Herpri Milenia (24), mahasiswi dari Universitas Negeri Malang (UM), mengatakan cukup sulit ketika memasuki dunia kerja. Sebagai seorang introvert yang tidak mudah beradaptasi, ia harus menyiapkan mental untuk bertemu orang baru dan mengasah kemampuan berbicaranya.
“Tentunya dengan mengasah dan mengembangkan soft skill saya melalui pelatihan yang banyak ditemui di platform media online,” ujarnya, Minggu (26/5/2024).
Selain itu, seperti calon pekerja Generasi Z pada umumnya, Herpri ingin bekerja di tempat yang sesuai dari segi pengetahuan dan lingkungan. Ia berpendapat bahwa penting untuk memilih pekerjaan yang nyaman serta sesuai dengan harapan.
“Dari lingkungan sekitar, saya mendengar banyak cerita dan keluh kesah mereka dalam pekerjaan. Sehingga saya memiliki pandangan selama di dunia kerja seperti apa dan kesiapan apa saja yang harus dipersiapkan,” ungkapnya.

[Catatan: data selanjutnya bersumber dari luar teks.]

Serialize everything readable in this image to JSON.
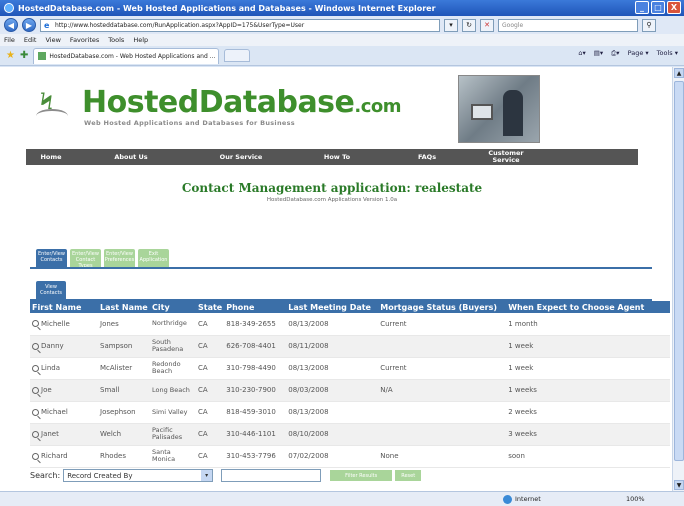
{
  "window": {
    "title": "HostedDatabase.com - Web Hosted Applications and Databases - Windows Internet Explorer",
    "url": "http://www.hosteddatabase.com/RunApplication.aspx?AppID=175&UserType=User",
    "search_placeholder": "Google",
    "controls": {
      "minimize": "_",
      "maximize": "□",
      "close": "X"
    }
  },
  "menu": [
    "File",
    "Edit",
    "View",
    "Favorites",
    "Tools",
    "Help"
  ],
  "tab": {
    "title": "HostedDatabase.com - Web Hosted Applications and ..."
  },
  "command_bar": [
    "Page ▾",
    "Tools ▾"
  ],
  "header": {
    "brand": "HostedDatabase",
    "brand_suffix": ".com",
    "tagline": "Web Hosted Applications and Databases for Business"
  },
  "nav": [
    "Home",
    "About Us",
    "Our Service",
    "How To",
    "FAQs",
    "Customer Service"
  ],
  "app": {
    "title": "Contact Management application: realestate",
    "subtitle": "HostedDatabase.com Applications Version 1.0a"
  },
  "subtabs": [
    "Enter/View Contacts",
    "Enter/View Contact Types",
    "Enter/View Preferences",
    "Exit Application"
  ],
  "view_tab": "View Contacts",
  "table": {
    "columns": [
      "First Name",
      "Last Name",
      "City",
      "State",
      "Phone",
      "Last Meeting Date",
      "Mortgage Status (Buyers)",
      "When Expect to Choose Agent"
    ],
    "rows": [
      [
        "Michelle",
        "Jones",
        "Northridge",
        "CA",
        "818-349-2655",
        "08/13/2008",
        "Current",
        "1 month"
      ],
      [
        "Danny",
        "Sampson",
        "South Pasadena",
        "CA",
        "626-708-4401",
        "08/11/2008",
        "",
        "1 week"
      ],
      [
        "Linda",
        "McAlister",
        "Redondo Beach",
        "CA",
        "310-798-4490",
        "08/13/2008",
        "Current",
        "1 week"
      ],
      [
        "Joe",
        "Small",
        "Long Beach",
        "CA",
        "310-230-7900",
        "08/03/2008",
        "N/A",
        "1 weeks"
      ],
      [
        "Michael",
        "Josephson",
        "Simi Valley",
        "CA",
        "818-459-3010",
        "08/13/2008",
        "",
        "2 weeks"
      ],
      [
        "Janet",
        "Welch",
        "Pacific Palisades",
        "CA",
        "310-446-1101",
        "08/10/2008",
        "",
        "3 weeks"
      ],
      [
        "Richard",
        "Rhodes",
        "Santa Monica",
        "CA",
        "310-453-7796",
        "07/02/2008",
        "None",
        "soon"
      ]
    ]
  },
  "search": {
    "label": "Search:",
    "field": "Record Created By",
    "value": "",
    "filter_button": "Filter Results",
    "reset_button": "Reset"
  },
  "status": {
    "zone": "Internet",
    "zoom": "100%"
  },
  "colors": {
    "brand_green": "#3e8f2c",
    "tab_blue": "#3b6fa8",
    "tab_green": "#a9d59a",
    "nav_gray": "#555555"
  }
}
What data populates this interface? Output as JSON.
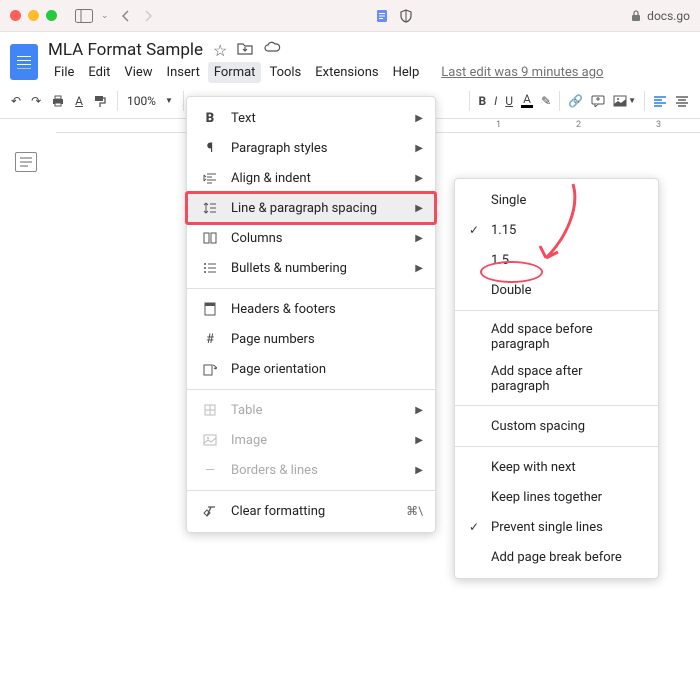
{
  "browser": {
    "url": "docs.go"
  },
  "document": {
    "title": "MLA Format Sample",
    "last_edit": "Last edit was 9 minutes ago"
  },
  "menus": [
    "File",
    "Edit",
    "View",
    "Insert",
    "Format",
    "Tools",
    "Extensions",
    "Help"
  ],
  "toolbar": {
    "zoom": "100%"
  },
  "ruler": {
    "ticks": [
      "1",
      "2",
      "3"
    ]
  },
  "format_menu": {
    "items": [
      {
        "icon": "B",
        "label": "Text",
        "arrow": true,
        "bold": true
      },
      {
        "icon": "¶",
        "label": "Paragraph styles",
        "arrow": true
      },
      {
        "icon": "align",
        "label": "Align & indent",
        "arrow": true
      },
      {
        "icon": "spacing",
        "label": "Line & paragraph spacing",
        "arrow": true,
        "highlighted": true
      },
      {
        "icon": "columns",
        "label": "Columns",
        "arrow": true
      },
      {
        "icon": "bullets",
        "label": "Bullets & numbering",
        "arrow": true
      },
      {
        "divider": true
      },
      {
        "icon": "header",
        "label": "Headers & footers"
      },
      {
        "icon": "hash",
        "label": "Page numbers"
      },
      {
        "icon": "orient",
        "label": "Page orientation"
      },
      {
        "divider": true
      },
      {
        "icon": "table",
        "label": "Table",
        "arrow": true,
        "disabled": true
      },
      {
        "icon": "image",
        "label": "Image",
        "arrow": true,
        "disabled": true
      },
      {
        "icon": "borders",
        "label": "Borders & lines",
        "arrow": true,
        "disabled": true
      },
      {
        "divider": true
      },
      {
        "icon": "clear",
        "label": "Clear formatting",
        "shortcut": "⌘\\"
      }
    ]
  },
  "spacing_menu": {
    "items": [
      {
        "label": "Single"
      },
      {
        "label": "1.15",
        "checked": true
      },
      {
        "label": "1.5"
      },
      {
        "label": "Double",
        "circled": true
      },
      {
        "divider": true
      },
      {
        "label": "Add space before paragraph"
      },
      {
        "label": "Add space after paragraph"
      },
      {
        "divider": true
      },
      {
        "label": "Custom spacing"
      },
      {
        "divider": true
      },
      {
        "label": "Keep with next"
      },
      {
        "label": "Keep lines together"
      },
      {
        "label": "Prevent single lines",
        "checked": true
      },
      {
        "label": "Add page break before"
      }
    ]
  }
}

Wakil Dekan Fakultas Psikologi Universitas 17 Agustus 1945 (Untag) Surabaya, Diah Sofiah menjelaskan bahwa penerimaan diri dapat dikembangkan melalui strategi dan praktik, seperti menganut nilai-nilai yang dimiliki, menetapkan batasan yang sehat, dan berfokus pada pertumbuhan pribadi.
Diah mengutip penelitian dari Bingol, Tugba Yilmaz, and Meryem Vural Batik (2017), yang menyoroti pentingnya penerimaan diri tanpa syarat, sehingga mengurangi masalah emosional penghambat pertumbuhan Generasi Z.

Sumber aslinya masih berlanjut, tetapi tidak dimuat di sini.